Her unwavering dedication to inclusion led her to create the Roots Programme, after the Brexit vote, to bring diverse communities together to promote empathy, building bridges, and working together. When many said it wasn’t possible, Ruth just went on and did it.
Ruth’s accomplishments have not gone unnoticed. She has several fellowships and was rightfully recognized in The Sunday Times’ list of the 500 most influential people in the UK. Virgin also hailed her as one of the top six female changemakers worldwide.
Her book ‘On Youth’ serves as a testament to inclusion with the inspiring stories of Manchester’s young people. Indeed, no one is too young to lead.
Setting an example in leadership is never easy, especially when it comes to inclusion – Ruth has seen this as a beautiful challenge and has been a role model for many.
Her latest venture, as CEO of the newly founded Rekindle School, supports young people from difficult backgrounds in Manchester rekindle their love of education, developing a keener and more interested young population. So many students confront challenges every day from biases to hunger, Ruth’s mission is to embrace and help them, enabling them to thrive in their bright futures.
When speaking with Ruth it becomes clear that the power of her optimism has overcome the negativity of the cynics.
When we expand the circle of opportunity, there are no losers.

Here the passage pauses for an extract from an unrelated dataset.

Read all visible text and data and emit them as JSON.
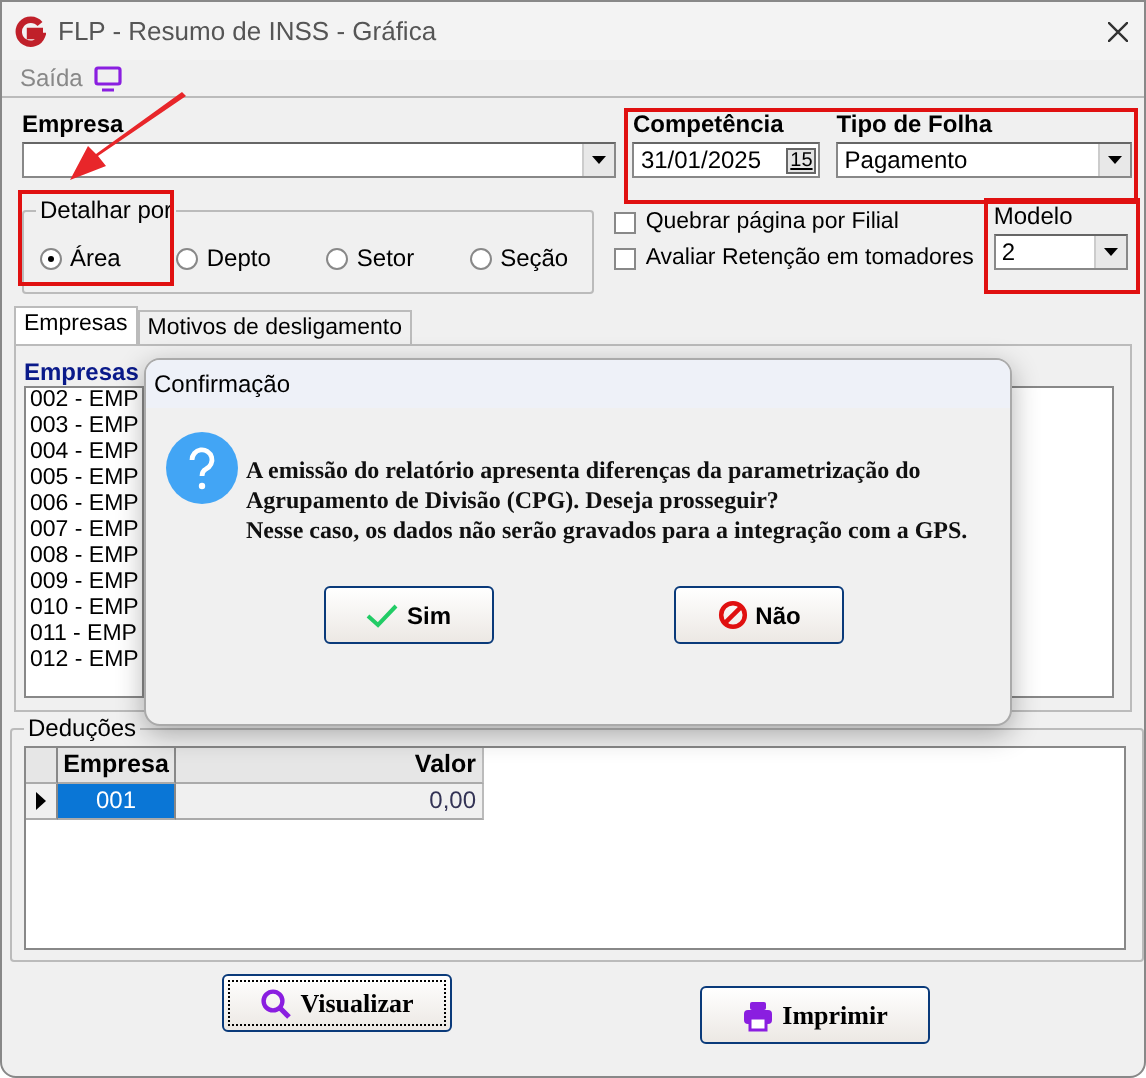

Ruth’s leadership reminds us all to remain committed to positive change and to include everyone in our ventures.
Thought for the Week:
Leadership is a privilege and a choice, not an appointment.
Top Tips for Becoming an A Player:
- Influence is so much more powerful than authority.
- Enable your strengths to take you forward.
- Nothing can be best done alone anymore.
- Every new relationship educates us.
- Our greatest growth comes in response to our greatest challenge.